Madden se encogió de hombros.

– Toxinas derivadas de la descomposición. Una salpicadura de algún líquido nocivo. El trabajo en sí mismo.

– Señor -dijo Joe-. Lo que nos hacía falta. ¡Lo que nos hacía falta!

– ¿Qué?

Joe cerró los ojos y sorbió por la nariz.

– Una auxiliar de servicios funerarios alérgica a los muertos.
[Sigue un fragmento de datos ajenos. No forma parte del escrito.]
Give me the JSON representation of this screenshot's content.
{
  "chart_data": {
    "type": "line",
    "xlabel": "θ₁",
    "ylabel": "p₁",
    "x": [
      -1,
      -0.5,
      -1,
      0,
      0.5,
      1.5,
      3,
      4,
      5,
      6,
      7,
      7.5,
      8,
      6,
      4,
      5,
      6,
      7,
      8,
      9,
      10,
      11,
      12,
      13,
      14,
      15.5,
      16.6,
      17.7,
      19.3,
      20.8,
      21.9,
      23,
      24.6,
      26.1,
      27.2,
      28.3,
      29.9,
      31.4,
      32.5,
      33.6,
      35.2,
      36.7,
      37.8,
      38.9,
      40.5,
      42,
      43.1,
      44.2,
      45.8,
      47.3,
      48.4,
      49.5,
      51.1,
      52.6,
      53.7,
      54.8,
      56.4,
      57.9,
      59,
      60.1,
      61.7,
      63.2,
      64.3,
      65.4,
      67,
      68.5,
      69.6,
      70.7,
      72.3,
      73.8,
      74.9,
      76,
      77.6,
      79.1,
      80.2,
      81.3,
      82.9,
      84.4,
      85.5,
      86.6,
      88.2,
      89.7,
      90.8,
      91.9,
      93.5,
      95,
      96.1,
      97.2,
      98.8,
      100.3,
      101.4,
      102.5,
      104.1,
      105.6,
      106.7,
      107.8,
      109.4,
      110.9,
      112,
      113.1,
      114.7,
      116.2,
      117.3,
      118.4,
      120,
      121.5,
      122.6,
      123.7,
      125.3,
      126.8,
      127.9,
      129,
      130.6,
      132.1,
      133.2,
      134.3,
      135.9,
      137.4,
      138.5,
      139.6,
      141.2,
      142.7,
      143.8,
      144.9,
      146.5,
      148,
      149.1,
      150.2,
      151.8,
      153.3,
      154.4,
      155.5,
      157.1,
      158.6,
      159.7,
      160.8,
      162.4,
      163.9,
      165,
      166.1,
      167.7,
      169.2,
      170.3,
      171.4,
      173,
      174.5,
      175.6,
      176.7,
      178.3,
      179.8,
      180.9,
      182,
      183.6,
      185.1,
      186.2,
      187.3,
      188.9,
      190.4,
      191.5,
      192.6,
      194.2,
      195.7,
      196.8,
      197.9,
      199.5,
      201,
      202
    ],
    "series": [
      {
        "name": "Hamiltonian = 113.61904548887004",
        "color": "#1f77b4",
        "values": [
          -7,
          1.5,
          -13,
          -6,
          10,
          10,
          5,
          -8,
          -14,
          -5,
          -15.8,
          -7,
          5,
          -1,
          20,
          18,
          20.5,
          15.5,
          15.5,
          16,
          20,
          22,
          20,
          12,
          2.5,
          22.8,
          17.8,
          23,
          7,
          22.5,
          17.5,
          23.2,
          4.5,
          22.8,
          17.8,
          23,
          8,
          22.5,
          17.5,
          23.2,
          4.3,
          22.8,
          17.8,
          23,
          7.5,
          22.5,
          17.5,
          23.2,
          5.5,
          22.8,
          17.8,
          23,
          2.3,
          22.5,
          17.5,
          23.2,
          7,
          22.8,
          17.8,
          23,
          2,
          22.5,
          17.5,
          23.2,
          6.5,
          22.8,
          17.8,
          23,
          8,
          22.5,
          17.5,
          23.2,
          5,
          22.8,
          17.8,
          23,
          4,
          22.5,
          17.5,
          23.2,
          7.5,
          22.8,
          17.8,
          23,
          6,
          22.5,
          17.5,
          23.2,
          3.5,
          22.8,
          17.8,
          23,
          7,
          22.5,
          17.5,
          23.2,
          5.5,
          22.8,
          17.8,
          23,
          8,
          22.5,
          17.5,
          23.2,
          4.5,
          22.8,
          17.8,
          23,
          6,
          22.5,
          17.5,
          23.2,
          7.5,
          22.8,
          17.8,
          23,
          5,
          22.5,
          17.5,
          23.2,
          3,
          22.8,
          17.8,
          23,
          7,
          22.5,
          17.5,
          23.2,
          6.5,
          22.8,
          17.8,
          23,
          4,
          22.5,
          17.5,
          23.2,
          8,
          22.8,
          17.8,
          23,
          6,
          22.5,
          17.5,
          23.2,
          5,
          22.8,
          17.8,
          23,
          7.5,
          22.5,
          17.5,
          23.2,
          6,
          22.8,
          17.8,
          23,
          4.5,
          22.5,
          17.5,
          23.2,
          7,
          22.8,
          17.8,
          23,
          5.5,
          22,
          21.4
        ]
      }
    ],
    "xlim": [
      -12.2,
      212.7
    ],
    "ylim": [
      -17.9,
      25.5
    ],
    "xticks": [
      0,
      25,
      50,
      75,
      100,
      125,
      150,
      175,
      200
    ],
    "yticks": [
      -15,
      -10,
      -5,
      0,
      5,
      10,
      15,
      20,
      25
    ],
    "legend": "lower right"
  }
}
Madden se pasó una mano por la frente; le picaba y la notaba sudorosa. Se le había pasado por la cabeza que tal vez él también fuera alérgico a los muertos. Era, decididamente, alérgico a Joe como no lo había sido nunca a su padre. Joseph hijo era sin duda alguna un zopenco muy poco atractivo con una opinión de sí mismo tan inflada como un cadáver de tres días, pero al menos poseía cierta vitalidad. En sus últimos días, Joseph Caldwell padre parecía hallarse siempre bajo los efectos de un acceso prematuro de rigor mortis, y Madden tenía la sensación de que a él quizá le estuviera pasando lo mismo. No sabía a ciencia cierta cuándo había empezado a infiltrarse gradualmente aquella rigidez a través de su musculatura. Quizá hubiera sido cuando Rose perdió el bebé. O quizá antes, cuando todavía no estaban casados. Estaba seguro de que tenía que haber sido en un momento concreto, pero le resultaba imposible situarlo en el tiempo. Siempre tenía la impresión de haber imaginado buena parte de su pasado, la sensación de que vivía de un momento al siguiente, sin continuidad más allá de la rutina. Últimamente tenía dificultades para concentrarse en el trabajo, cosa que nunca antes le había pasado. Claro, que tampoco estaba seguro de cuándo había empezado aquello. ¿La víspera? ¿La semana anterior? Quizá hubiera empezado esa mañana, al llegar Kincaid. Quizá siempre había sido así. Estaba seguro de que ese no era el caso, de que aquel miasma acabaría por disiparse. Al mismo tiempo, tenía la sensación de que iba sucederle una desgracia, de que algo espantoso iba a pasarle a Rose. Lo sentía sobre todo en el pecho, como una especie de envaramiento, como si el rigor mortis agarrotara aquella parte de su cuerpo. Se sentía impelido a salir del depósito de cadáveres, atraído a la planta de arriba por el calor del salón, por la luz, por las flores que necesitaban agua. En esas ocasiones, si estaba solo, cerraba con llave la puerta de la calle, descolgaba el teléfono y se paseaba de un lado a otro por delante del mostrador de recepción, abría y cerraba los puños, repetía las mismas palabras una y otra vez en voz baja, en una especie de aturdimiento ritual, convencido de que la rigidez de su pecho era solo un engendro de su imaginación.